On a visit to Kurdish-controlled Erbil in the north of Iraq, Steinmeier pledged continued military assistance for the Kurdish peshmerga fighters - a key ally so far on the ground against the so-called "Islamic State."
"We are determined to continue the cooperation with you and the Peshmerga," Steinmeier said, a day afterhis appointments in the capital,
Baghdad. He added that this cooperation would have to be embedded into a "broader overall political strategy."
Looking across the extremely porous border to Syria, Steinmeier also called on the splintered Syrian opposition to overcome their differences during the coming days of talks.
In comments to the DPA news agency, Steinmeier urged unity, despite the compromises this would necessitate.
The talks in the Saudi capital, Riyadh, are scheduled to get underway in the next few days. Media reports say that up to 100 participants are expected.
It will be the first gathering to bring together a representative sample of the motley array of factions fighting against President Bashar al-Assad since the Syrian conflict broke out in mid-2011.
The goal of the talks is to create a unified bloc of the most moderate Syrian opposition groups for potential talks with Assad on forming a transition government by mid-2016 - one of the steps proposed in a peace road map for Syria formulated by a group of top diplomats from 17 countriesat a meeting in Vienna last month.
The timetable agreed in Vienna has also called for elections within 18 months.
Saudi Arabia has said "all factions of the moderate Syrian opposition" were invited to the Riyadh talks.
But Kurdish groups, including the US-backed Syrian Democratic Forces, did not receive an invitation, while Ahra al-Sham, allied with al Qaeda's Syrian branch the al-Nusra Front, has reportedly been asked to take part, to the dismay of some other groups involved.

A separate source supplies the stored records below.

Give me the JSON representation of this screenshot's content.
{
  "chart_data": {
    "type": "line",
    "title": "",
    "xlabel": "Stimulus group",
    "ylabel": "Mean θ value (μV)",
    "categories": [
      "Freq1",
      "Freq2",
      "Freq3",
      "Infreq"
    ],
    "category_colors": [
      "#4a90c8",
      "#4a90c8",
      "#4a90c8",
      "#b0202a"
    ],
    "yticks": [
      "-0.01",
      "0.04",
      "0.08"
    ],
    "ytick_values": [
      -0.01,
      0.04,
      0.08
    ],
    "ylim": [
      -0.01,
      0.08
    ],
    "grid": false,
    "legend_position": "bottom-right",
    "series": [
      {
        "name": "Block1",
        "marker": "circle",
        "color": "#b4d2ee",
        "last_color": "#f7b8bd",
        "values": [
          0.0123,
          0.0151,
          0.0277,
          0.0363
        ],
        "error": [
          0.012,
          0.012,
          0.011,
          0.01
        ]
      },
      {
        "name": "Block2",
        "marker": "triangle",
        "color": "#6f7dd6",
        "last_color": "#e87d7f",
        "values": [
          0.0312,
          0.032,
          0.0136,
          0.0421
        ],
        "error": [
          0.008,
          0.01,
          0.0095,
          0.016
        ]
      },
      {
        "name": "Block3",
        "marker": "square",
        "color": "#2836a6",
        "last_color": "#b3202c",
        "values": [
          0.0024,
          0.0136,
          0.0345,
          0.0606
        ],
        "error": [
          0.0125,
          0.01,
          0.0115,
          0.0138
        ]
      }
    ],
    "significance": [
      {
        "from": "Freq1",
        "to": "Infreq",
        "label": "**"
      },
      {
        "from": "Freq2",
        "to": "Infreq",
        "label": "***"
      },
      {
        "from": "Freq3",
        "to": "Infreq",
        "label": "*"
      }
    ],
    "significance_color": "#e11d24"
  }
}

However, armed groups that have been described as "terrorist" organizations, such as the al-Nusra Front itself and the "Islamic State" group, have not been included among the invited participants.
The talks are likely to be made still more difficult by the different views held by participants on the role to be played by Assad. Groups supported by the United States, Saudi Arabia and Qatar are calling for the Syrian president's immediate ouster, something that is vehemently opposed by Iran and Russia.
All previous attempts to find common ground among the diverse groups making up the opposition to Assad have failed. But diplomatic efforts are growing to find a political resolution to Syria's conflict, which has cost the lives of more than 250,000 people and force millions to leave their homes.